Défaits (19-13) en terres graulhetoises, les joueurs de Marmande était frustré de ne ramener que le bonus défensif dans le Lot Garonne. L’USM qui a oublié quinze points au pied, pouvait nourrir de nombreux regret, après une rencontre de Nationale 2, où ils ont,en outre, secoué les locaux dans le secteur de la mêlée. Mais à l’image du Talonneur, Jordan Peyri, l’abattement n’était pas de mise, et du côté de l’US Marmande on préférait deja se projeter sur le choc face à cognac tout en essayant de capitaliser sur les éléments positifs entrevus, ce dimanche, dans le Tarn (J9).

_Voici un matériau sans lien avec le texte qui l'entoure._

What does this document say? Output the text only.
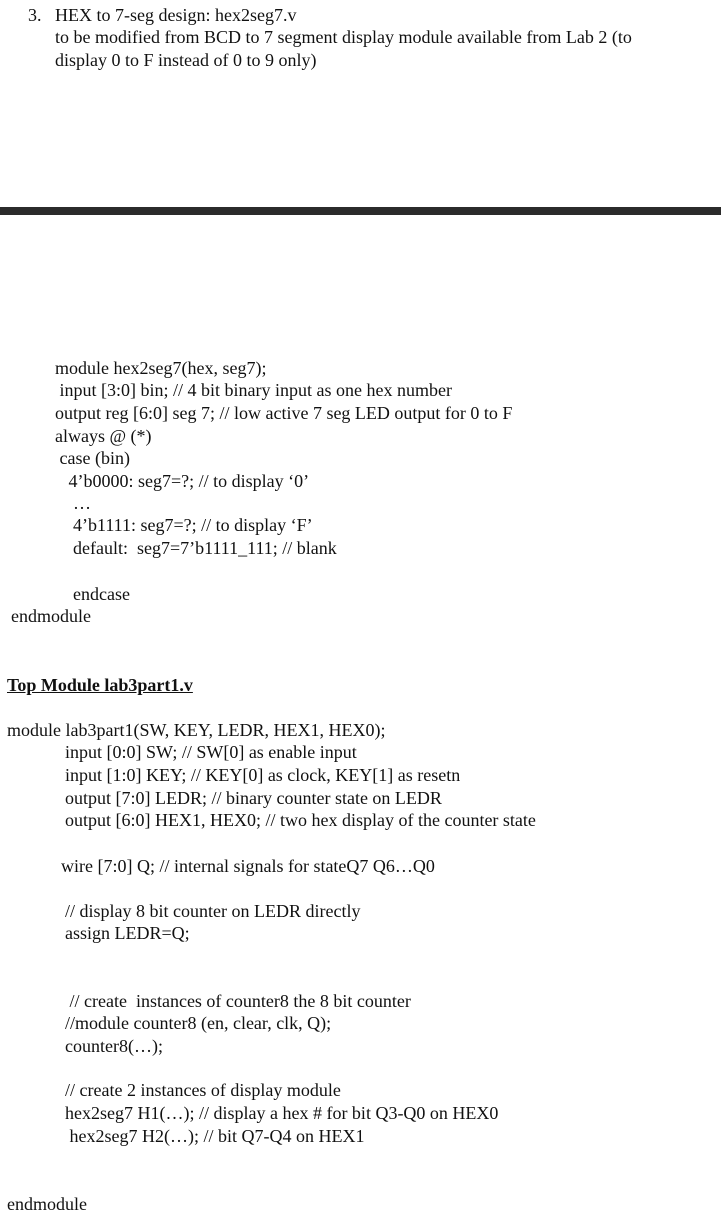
3. HEX to 7-seg design: hex2seg7.v
to be modified from BCD to 7 segment display module available from Lab 2 (to
display 0 to F instead of 0 to 9 only)
module hex2seg7(hex, seg7);
input [3:0] bin; // 4 bit binary input as one hex number
output reg [6:0] seg 7; // low active 7 seg LED output for 0 to F
always @ (*)
case (bin)
4’b0000: seg7=?; // to display ‘0’
…
4’b1111: seg7=?; // to display ‘F’
default:  seg7=7’b1111_111; // blank
endcase
endmodule
Top Module lab3part1.v
module lab3part1(SW, KEY, LEDR, HEX1, HEX0);
input [0:0] SW; // SW[0] as enable input
input [1:0] KEY; // KEY[0] as clock, KEY[1] as resetn
output [7:0] LEDR; // binary counter state on LEDR
output [6:0] HEX1, HEX0; // two hex display of the counter state
wire [7:0] Q; // internal signals for stateQ7 Q6…Q0
// display 8 bit counter on LEDR directly
assign LEDR=Q;
// create  instances of counter8 the 8 bit counter
//module counter8 (en, clear, clk, Q);
counter8(…);
// create 2 instances of display module
hex2seg7 H1(…); // display a hex # for bit Q3-Q0 on HEX0
hex2seg7 H2(…); // bit Q7-Q4 on HEX1
endmodule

On peut dire que vous aurez des regrets sur cette rencontre car vous aviez la victoire entre les mains, entre autres au pied où vous avez laissé passer énormément de points ?
Oui, bien sûr mais on a été forts sur les fondamentaux et c’est ce qu’il nous manquait depuis le début de saison. Là, on s’est retrouvé, manque de pot, on n’a pas eu les points au pied mais ça ne se joue pas là, c’est un ensemble. Quand on va tous connecter devant et derrière et ensemble, on va être monstrueux, ce sont des petits détails qui manquent mais le travail que l’on fait au quotidien va payer. C’est juste anecdotique mais aujourd’hui, on méritait parce qu’on a mis beaucoup d’envie, ce qui nous manquait aussi depuis le début de la saison, d’avoir du cœur.

Peut-être qu’il y a eu un démarrage diesel en seconde période où vous laissez Graulhet prendre un peu le large et où vous perdez un peu le fil du match ?
Je pense qu’on est revenus sereins de la mi-temps, peut-être trop. On aurait peut-être dû mettre plus d’envie mais on a réussi à en remettre à la fin où on peut aller chercher la victoire. C’est vraiment ça, il faut que l’on arrive à être constants pendant 80 minutes et ne pas faire comme on l’a fait depuis le début de la saison, à savoir jouer 10 minutes et ne rien faire pendant 70.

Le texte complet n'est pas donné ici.